At its core, training a deep neural network is an exercise in optimization: we seek the set of model parameters $\theta$ that minimizes a cost function $J(\theta)$. In the vast, high-dimensional landscape of a loss function, we cannot compute the global minimum analytically. Instead, we use the gradient—the vector of partial derivatives—as a compass. If we move in the direction opposite to the gradient, we move 'downhill' toward a local minimum. Stochastic Gradient Descent (SGD) simplifies this by estimating the true gradient using small, random subsets of data, reducing computational overhead and introducing beneficial noise that helps escape shallow local minima.
Mathematically, the standard SGD update rule is expressed as: $$\theta_{t+1} = \theta_t - \eta \nabla_{\theta} J(\theta_t; x^{(i)}, y^{(i)})$$ where $\eta$ represents the learning rate and $\nabla_{\theta} J$ is the gradient computed on a mini-batch. While intuitive, vanilla SGD suffers from 'oscillation' in narrow valleys where the gradient is steep in one dimension but shallow in another. To solve this, we introduce momentum, which accumulates a moving average of past gradients $v_t$ to smooth out updates: $$v_t = \gamma v_{t-1} + \eta \nabla_{\theta} J(\theta_t) \quad \text{and} \quad \theta_{t+1} = \theta_t - v_t$$ This effectively adds 'inertia' to the optimization process, accelerating convergence along consistent directions.
The primary limitation of SGD and momentum is the use of a single global learning rate $\eta$ for all parameters. In deep networks, some features are sparse and require larger updates, while frequent features require smaller ones. Adaptive optimization algorithms address this by scaling the learning rate for each individual parameter. This is the foundation of the Adam (Adaptive Moment Estimation) optimizer, which combines the benefits of AdaGrad (scaling by historical gradients) and RMSProp (using an exponential moving average).

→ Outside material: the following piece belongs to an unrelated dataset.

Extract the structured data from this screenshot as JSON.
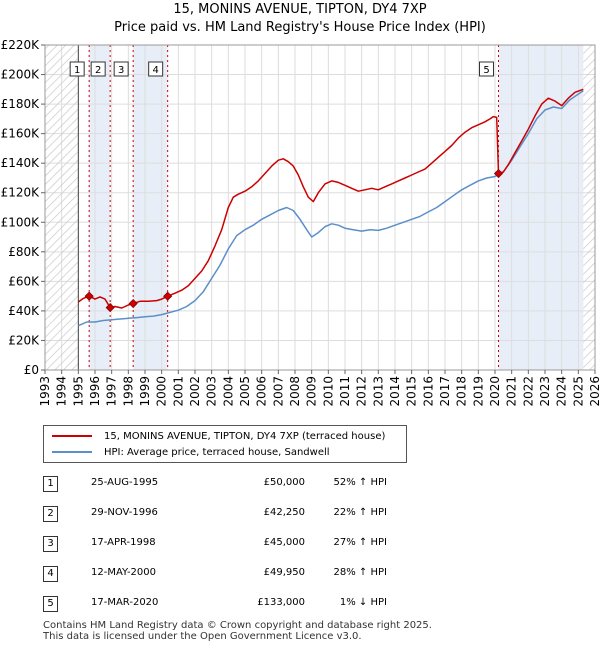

Adam maintains two moving averages: the first moment $m_t$ (the mean) and the second raw moment $v_t$ (the uncentered variance) of the gradients: $$m_t = \beta_1 m_{t-1} + (1 - \beta_1) g_t \quad \text{and} \quad v_t = \beta_2 v_{t-1} + (1 - \beta_2) g_t^2$$ where $g_t$ is the current gradient. Because these moments are initialized at zero, they are biased toward zero during early iterations. Adam corrects this using bias-correction terms: $$\hat{m}_t = \frac{m_t}{1 - \beta_1^t} \quad \text{and} \quad \hat{v}_t = \frac{v_t}{1 - \beta_2^t}$$
The final parameter update in Adam integrates these adjusted moments to normalize the step size: $$\theta_{t+1} = \theta_t - \frac{\eta}{\sqrt{\hat{v}_t} + \epsilon} \hat{m}_t$$ Here, $\epsilon$ is a small constant to prevent division by zero. The term $\sqrt{\hat{v}_t}$ acts as a signal-to-noise filter; when the gradient variance is high, the effective step size is reduced, preventing divergent updates. This adaptive mechanism allows Adam to handle sparse gradients and non-stationary objectives far more efficiently than standard SGD.
Despite the power of Adam, the learning rate $\eta$ remains a critical hyperparameter. A constant learning rate often leads to 'plateauing' or unstable oscillations around the minimum. Learning rate scheduling is the practice of adjusting $\eta$ over time. Common strategies include step decay, where $\eta$ is reduced by a factor every few epochs, and cosine annealing, which follows a half-cosine curve. A common formulation for step decay is: $$\eta_t = \eta_0 \\· \gamma^{\lfloor t/k \rfloor}$$ where $\gamma < 1$ is the decay rate and $k$ is the step interval.
In modern deep learning, 'Warm-up' schedules are frequently employed. In the initial phase of training, the learning rate is increased linearly from zero to the target value. This prevents the model from diverging early on due to the massive gradients associated with random initialization. Following the warm-up, the rate is decayed. This sequence ensures that the model first finds a stable region of the loss landscape before refining its position with smaller, more precise steps.
To summarize, the transition from SGD to Adam represents a move from global, static steps to local, adaptive steps. While SGD with momentum is still favored in some computer vision tasks for its superior generalization properties, Adam's rapid convergence makes it the default for Transformers and large-scale NLP models. The synergy between an adaptive optimizer and a well-tuned decay schedule is what enables the training of networks with hundreds of billions of parameters without catastrophic divergence.